The Himalayan Times, 16 May 2016
The government is preparing to raise customs duty on rice, especially branded rice that comparatively costs higher in the domestic market. The Ministry of Agriculture, Land Management and Cooperatives has recommended to the Ministry of Finance to raise customs duty on imported (branded) rice by 10 per cent to 15 per cent through the upcoming budget for the fiscal 2018-19.
The government currently levies five per cent import duty on rice.
According to MoALMC officials, it has recommend that MoF raise customs duty to this effect on rice with grains above seven millimetres in size.
By increasing import duty on such rice, the government intends to promote Nepali rice over foreign brands.
Despite being an agricultural nation with production of paddy increasing in recent years, Nepal has to import huge volumes of rice every year.
In 2016-17, the country imported rice worth more than Rs 24 billion and the import bill of rice is expected to exceed that in the ongoing fiscal. “The plan is to increase import tax only on branded rice and not on normal rice, which is in high demand in the domestic market. This ensures that normal customers will not be affected despite increment in import taxes,” said an official at MoALMC. He added that the government also planned to bring down import duty on rice with grains below seven millimetres in size, the consumption of which is high in the country.
However, officials at MoF hastened to add that the proposal of MoALMC to raise import duty on certain rice brands would be examined thoroughly before any decision was taken.
Consumer rights activists too opined that hiking customs duty on rice was necessary not only to substitute import and promote Nepali agricultural production, but also to discourage the increasing trend of Indian traders exporting Nepali rice under their own brand name.

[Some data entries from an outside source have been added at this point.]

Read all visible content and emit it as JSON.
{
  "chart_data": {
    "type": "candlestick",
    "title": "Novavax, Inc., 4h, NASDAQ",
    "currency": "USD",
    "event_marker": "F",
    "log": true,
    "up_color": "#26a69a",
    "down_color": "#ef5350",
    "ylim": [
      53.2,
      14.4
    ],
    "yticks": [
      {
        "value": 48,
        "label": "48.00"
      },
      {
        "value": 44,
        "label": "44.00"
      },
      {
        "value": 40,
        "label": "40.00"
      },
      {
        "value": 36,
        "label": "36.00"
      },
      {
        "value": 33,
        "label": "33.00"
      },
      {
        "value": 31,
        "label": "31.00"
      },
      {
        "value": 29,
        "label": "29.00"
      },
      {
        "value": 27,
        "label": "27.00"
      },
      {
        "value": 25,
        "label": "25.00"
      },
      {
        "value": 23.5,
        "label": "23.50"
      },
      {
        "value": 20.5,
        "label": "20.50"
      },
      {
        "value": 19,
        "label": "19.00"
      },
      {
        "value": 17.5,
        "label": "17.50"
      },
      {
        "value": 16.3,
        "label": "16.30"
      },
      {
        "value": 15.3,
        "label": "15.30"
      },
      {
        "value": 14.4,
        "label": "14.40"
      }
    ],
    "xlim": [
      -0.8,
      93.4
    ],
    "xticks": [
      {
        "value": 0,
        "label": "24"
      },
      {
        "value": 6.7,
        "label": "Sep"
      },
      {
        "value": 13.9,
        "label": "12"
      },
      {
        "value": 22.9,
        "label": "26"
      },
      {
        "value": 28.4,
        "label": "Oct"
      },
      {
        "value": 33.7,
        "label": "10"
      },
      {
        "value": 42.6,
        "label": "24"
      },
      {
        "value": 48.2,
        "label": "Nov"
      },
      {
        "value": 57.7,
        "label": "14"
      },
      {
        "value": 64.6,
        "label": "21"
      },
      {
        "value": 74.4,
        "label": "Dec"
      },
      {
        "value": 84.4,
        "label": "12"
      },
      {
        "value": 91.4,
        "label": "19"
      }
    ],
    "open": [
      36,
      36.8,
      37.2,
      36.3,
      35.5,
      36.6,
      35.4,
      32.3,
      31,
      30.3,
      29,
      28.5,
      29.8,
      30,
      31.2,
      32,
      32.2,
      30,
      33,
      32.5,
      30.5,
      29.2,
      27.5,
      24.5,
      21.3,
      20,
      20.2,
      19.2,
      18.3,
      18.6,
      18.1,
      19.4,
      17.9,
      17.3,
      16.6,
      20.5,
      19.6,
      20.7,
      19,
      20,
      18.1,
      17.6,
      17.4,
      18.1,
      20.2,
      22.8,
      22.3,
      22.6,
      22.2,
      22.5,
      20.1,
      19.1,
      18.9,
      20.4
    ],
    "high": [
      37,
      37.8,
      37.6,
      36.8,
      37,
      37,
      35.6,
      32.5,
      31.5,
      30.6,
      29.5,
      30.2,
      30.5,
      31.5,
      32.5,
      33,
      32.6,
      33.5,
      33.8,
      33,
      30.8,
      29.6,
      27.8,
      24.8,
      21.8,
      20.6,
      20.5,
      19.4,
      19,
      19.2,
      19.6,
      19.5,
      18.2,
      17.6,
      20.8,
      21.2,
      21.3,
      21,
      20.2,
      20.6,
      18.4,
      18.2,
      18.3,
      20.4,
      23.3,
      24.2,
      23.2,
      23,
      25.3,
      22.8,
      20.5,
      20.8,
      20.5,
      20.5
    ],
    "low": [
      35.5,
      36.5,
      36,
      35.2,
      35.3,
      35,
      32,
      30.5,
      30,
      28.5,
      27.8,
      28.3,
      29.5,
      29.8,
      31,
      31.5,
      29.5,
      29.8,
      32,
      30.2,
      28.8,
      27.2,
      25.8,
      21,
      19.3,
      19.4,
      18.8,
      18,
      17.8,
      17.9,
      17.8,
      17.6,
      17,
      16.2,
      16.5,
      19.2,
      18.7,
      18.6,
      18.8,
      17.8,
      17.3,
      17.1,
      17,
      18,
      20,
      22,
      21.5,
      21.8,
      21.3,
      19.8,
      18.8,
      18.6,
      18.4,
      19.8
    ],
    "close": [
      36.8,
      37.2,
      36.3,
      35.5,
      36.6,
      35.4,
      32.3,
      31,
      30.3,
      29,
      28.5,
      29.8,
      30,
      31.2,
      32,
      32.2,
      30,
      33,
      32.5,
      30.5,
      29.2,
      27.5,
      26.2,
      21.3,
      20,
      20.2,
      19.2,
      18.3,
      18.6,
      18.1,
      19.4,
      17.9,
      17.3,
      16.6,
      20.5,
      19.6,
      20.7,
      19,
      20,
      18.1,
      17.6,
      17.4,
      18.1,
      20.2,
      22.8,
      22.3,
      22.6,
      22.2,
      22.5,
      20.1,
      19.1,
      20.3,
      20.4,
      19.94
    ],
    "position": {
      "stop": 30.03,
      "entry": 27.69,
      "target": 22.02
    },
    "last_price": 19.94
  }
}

“Our inspections at customs points have revealed that Indian traders first import Nepali paddy and rice as they are cheaper compared to Indian products and then export them to the Nepali market under an Indian brand name,” said Madhav Timalsina, president of Consumers’ Right Investigation Forum. He added that higher customs duty on imported rice will ultimately increase the demand for Nepali rice and boost production of paddy in the country.